Day Two. Zen took us to the National Archives to find the original records. It too was an amazing success; we found the birth certificate for all five siblings, my great-great grandfather Julian’s and his marriage license to Kordula Dlugokecka (all in Russian). Once we left the archives we went to visit the wife of Konstanty, Stanislawa and daughter Isabella. Konstanty was the person who had written the original genealogy in Polish. Elzbieta had shared the contact info for her cousin Stanislawa. We met with them shared pictures, stories and then a wonderful lunch, pork and chicken cutlets, red cabbage, bigos, perogies, potatoes, and of course desserts.
We knew when Zen picked us up the day before he had located a cousin Bozena, Lucyna’s grand-daughter and we were going to meet her Monday afternoon. When we showed up at her home not only was she there but three of her siblings and spouses. Again, desserts, drinks followed by a complete dinner.
The following day we met Stefania’s grandson Marek, his wife Bozena, daughter Joanna (our wonderful translator), his sister Danuta, daughter-in-law Martyna and her daughter Lidia.

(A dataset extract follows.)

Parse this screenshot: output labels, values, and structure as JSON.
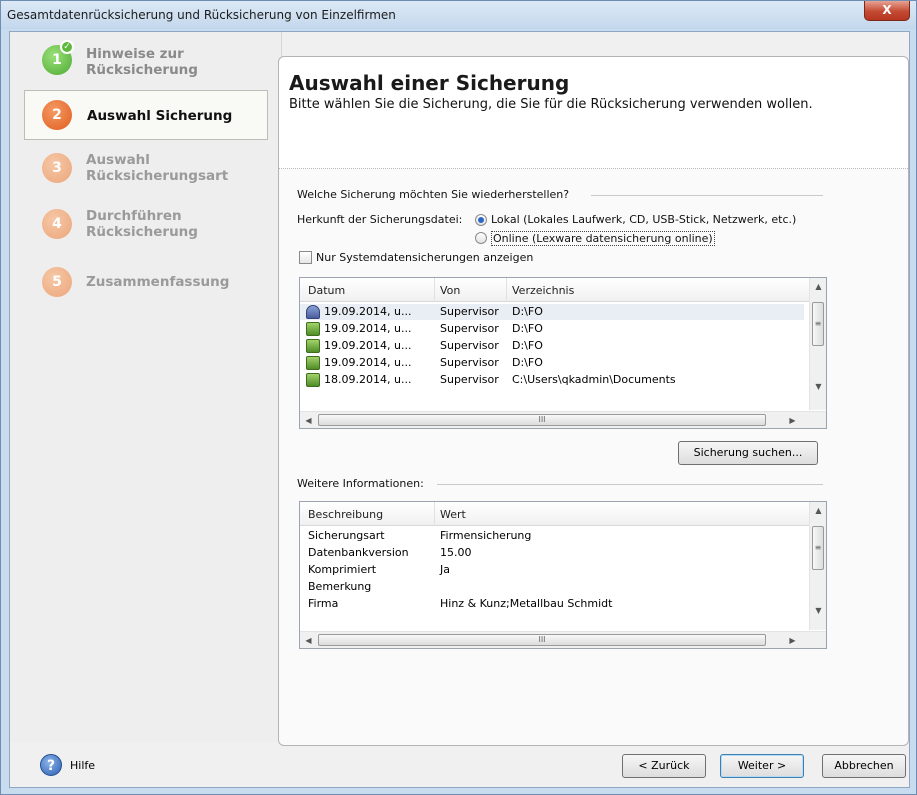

We had such a great time we went to Grzegorz and Martyna’s home for dessert our last night in Poland. All in all, we met 26 cousins in those few days in Poland.
I am already considering what research I am going to have PolishOrigins do for me to learn more about my family history. I am thinking I need to find information on the parents and siblings of my great-great grandparents. I now have more complete information on my cousins living in Poland than those in the United States. A family reunion is definitely in the works for 2017 of the Rudzinski cousins. Zen – you were incredible thanks for the memories and should you ever want to visit the US please let us know.